If you read the thread more carefully, you'll see I never made such a claim. The only claim I made is that it's not fraud. I thought this was pretty clear with my earlier comment:

> "fraud" doesn't mean "losing money in a manner I don't like", so I ask again: where's the deception here?

The deception is that normal people won’t expect you can destroy your own property and claim insurance without being put in the clink.
It's not the same because the tax code is, even more than the rest of the law, really just made up.

It just tells you when you have to pay and when you don't have to pay. If they didn't explicitly write in that you're not allowed to burn a movie, then burning a movie gets you a tax break. End of.

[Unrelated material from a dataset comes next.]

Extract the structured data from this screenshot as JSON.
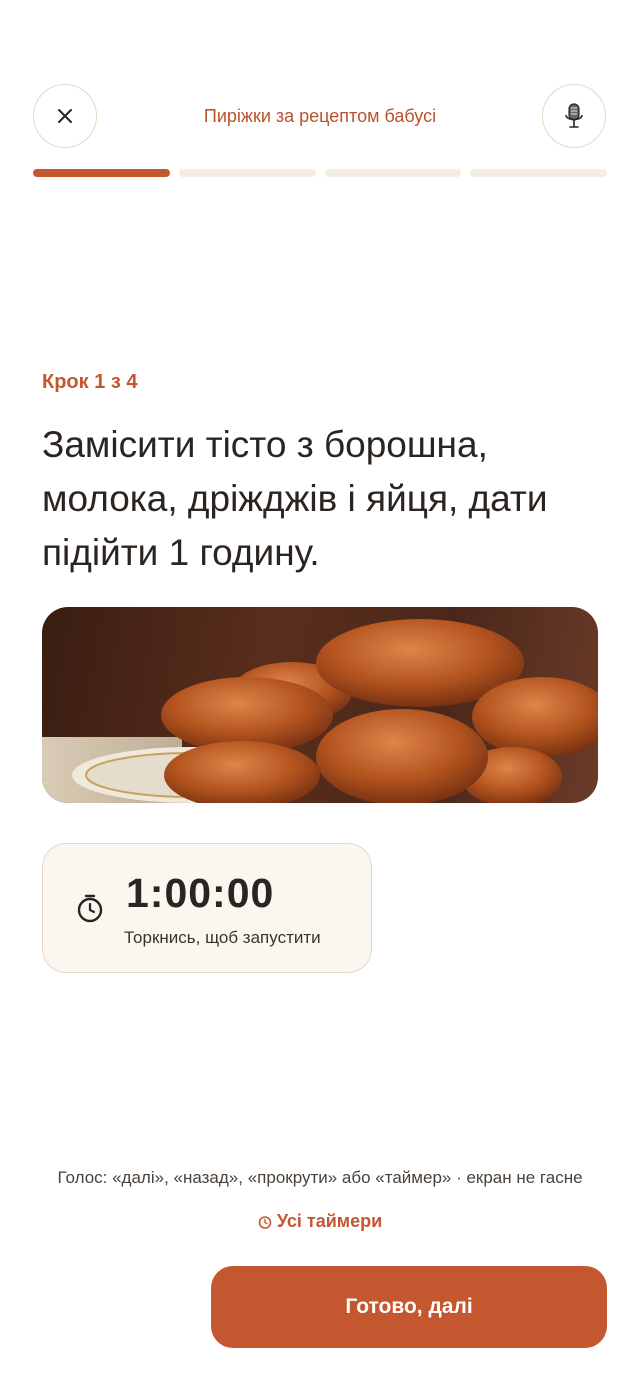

A company buys a balloon making machine for $100k. They use the machine and depreciate it over the years to $20k, getting $80k of deductions over the years. They decide to stop making these balloons. Someone offers them $1k but they decline. They destroy the machine, and have a $20k loss on their taxes.

This is all above board, totally normal behavior. There are reasons to be against destroying these movies, but tax fraud really isn’t one of them. They actually did take the loss of whatever was the remaining value of that asset.

But why wouldn't they sell it for $1k and then have a $19k loss to deduct?

And how do we encourage them as much as possible to take that option?

Maybe the reason they stopped making them is the balloon got a negative connotation and was hurting their brand. I dunno, a disgraced celebrity. Selling the machine for others to make it hurts them (even under another brand). Maybe the offer was only $100 and it’s not worth the time.
They used the machine here, and depreciation rules mean you can do that, but most companies will still try and keep using a machine until it’s no longer working for that process, whether or not it was depreciated fully. Also, I expect there are different time windows for dormant equipment depreciation and while laptops might depreciate in five years I doubt industrial equipment does at the same rate.
The motivation to stop using the machine wouldn’t be deprecation but just some external business reason. You can also change the deprecation schedule and the numbers, the idea is the same.

The overall point is I don’t think it’s rare to destroy an asset that you could sell, and to take a deduction for that. Comments were calling that fraud.